John Lyly’s Euphues or The Anatomy of Wit with its sequel Euphues and his England was a brilliant experiment of a new prose. Its serious didactic tone, its philosophic attitude to contemporary life, its grave studies of character and personal relations and of the subtleties of emotion offer a sharp contrast with the old romances and herald the novel of manners. However, Euphues is not a novel but a series of meditative debates with a thread of love-story serving to illustrate the author’s criticism of society. The characters are vague idealisms in the manner of a morality. Lylian euphuism aimed at richness, a variety of ornament and an artificiality of structure. The structure was based on antithesis and employed balanced clauses and alliteration. The diction was enriched by figures of speech.

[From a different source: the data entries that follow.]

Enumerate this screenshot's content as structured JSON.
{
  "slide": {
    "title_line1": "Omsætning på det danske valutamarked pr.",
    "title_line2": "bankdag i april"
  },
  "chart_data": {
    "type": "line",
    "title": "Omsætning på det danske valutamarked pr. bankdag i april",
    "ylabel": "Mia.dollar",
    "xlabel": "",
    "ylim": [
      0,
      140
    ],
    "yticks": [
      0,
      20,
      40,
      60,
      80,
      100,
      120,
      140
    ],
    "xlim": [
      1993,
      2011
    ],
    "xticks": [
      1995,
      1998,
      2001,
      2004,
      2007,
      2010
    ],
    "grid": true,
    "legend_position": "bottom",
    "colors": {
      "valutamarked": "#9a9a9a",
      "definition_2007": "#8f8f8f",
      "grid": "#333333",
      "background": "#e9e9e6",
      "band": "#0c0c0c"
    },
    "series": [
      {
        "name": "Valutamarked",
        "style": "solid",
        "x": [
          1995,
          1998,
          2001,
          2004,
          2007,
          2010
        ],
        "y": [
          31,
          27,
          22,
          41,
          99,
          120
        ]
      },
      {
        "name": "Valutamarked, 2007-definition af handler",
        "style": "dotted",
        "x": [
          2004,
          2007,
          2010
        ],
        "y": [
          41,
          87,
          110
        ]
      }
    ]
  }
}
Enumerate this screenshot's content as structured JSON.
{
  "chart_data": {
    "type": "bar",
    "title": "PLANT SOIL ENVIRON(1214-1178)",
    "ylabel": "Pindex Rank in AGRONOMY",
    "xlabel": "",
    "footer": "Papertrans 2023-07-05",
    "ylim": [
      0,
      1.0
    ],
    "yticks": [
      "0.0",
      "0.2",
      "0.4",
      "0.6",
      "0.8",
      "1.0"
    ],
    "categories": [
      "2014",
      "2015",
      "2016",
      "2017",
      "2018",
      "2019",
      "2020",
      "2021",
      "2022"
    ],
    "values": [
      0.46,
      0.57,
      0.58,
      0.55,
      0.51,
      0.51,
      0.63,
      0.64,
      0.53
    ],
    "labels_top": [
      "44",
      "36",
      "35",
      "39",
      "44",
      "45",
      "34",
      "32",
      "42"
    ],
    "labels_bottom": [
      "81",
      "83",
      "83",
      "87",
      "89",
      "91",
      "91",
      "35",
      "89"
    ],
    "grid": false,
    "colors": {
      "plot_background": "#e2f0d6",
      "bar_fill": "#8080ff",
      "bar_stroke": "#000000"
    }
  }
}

Sir Philip Sidney was an embodiment of the idealism, valour, keen intelligence and practical accomplishment of his age, and was a favourite of Queen Elizabeth. He had been in love with Penelope Devereaux, the ‘Stella’ of his sonnets. None of Sidney’s works were printed in his life time. First to be published were his love sonnets under the title ‘Astrophel and Stella’. (His poetry which belongs in spirit to a later tradition than the prose, shall be dealt with later). His major prose works are The Apologie for Poetrie (written in defence of poetry and as a reply to Stephen Gosson’s The School of Abuse) and the romance–pastoral Arcadia. The Apologie for Poetrie has much of the ardour and imagination of a youthful poet as well as many of its shortcomings. Though he was misled by his classical training into denouncing the mixture of tragedy and comedy, and upholding the strictest observance of the unities, he gives us an extra-ordinary insight into the creative force and exuberance characteristic of Elizabethan poetry. In this critical treatise he expounds the view that all literature of an imaginative, idealistic nature is poetry. Sidney followed the Lylian theory of artistic prose to a certain, extent, though he condemned it in Apologie. Sidney’s style is often as rich as that of Euphues though much more conservative and classical. Euphues was in its analytical tendencies and its criticism of life an anticipation of the modern novel, Sidney’s Arcadia belongs in essence to the stock of chivalric romance blended with the pastoral. But both works have an original plot. In Euphues the plot is a framework for the author’s theorizing about life but in Arcadia the story is everything. Sidney wrote it for his sister, the countess of Pembroke. The scene is set in a remote Utopian land and breathes the ideals of chivalrous virtue, heroic energy, passionate love, and express his longing for a simpler and purer life in contrast to the pomps and frivolities of Elizabethan court. The style of Euphues and Arcadia was imitated by other prose writers of the Elizabethan era.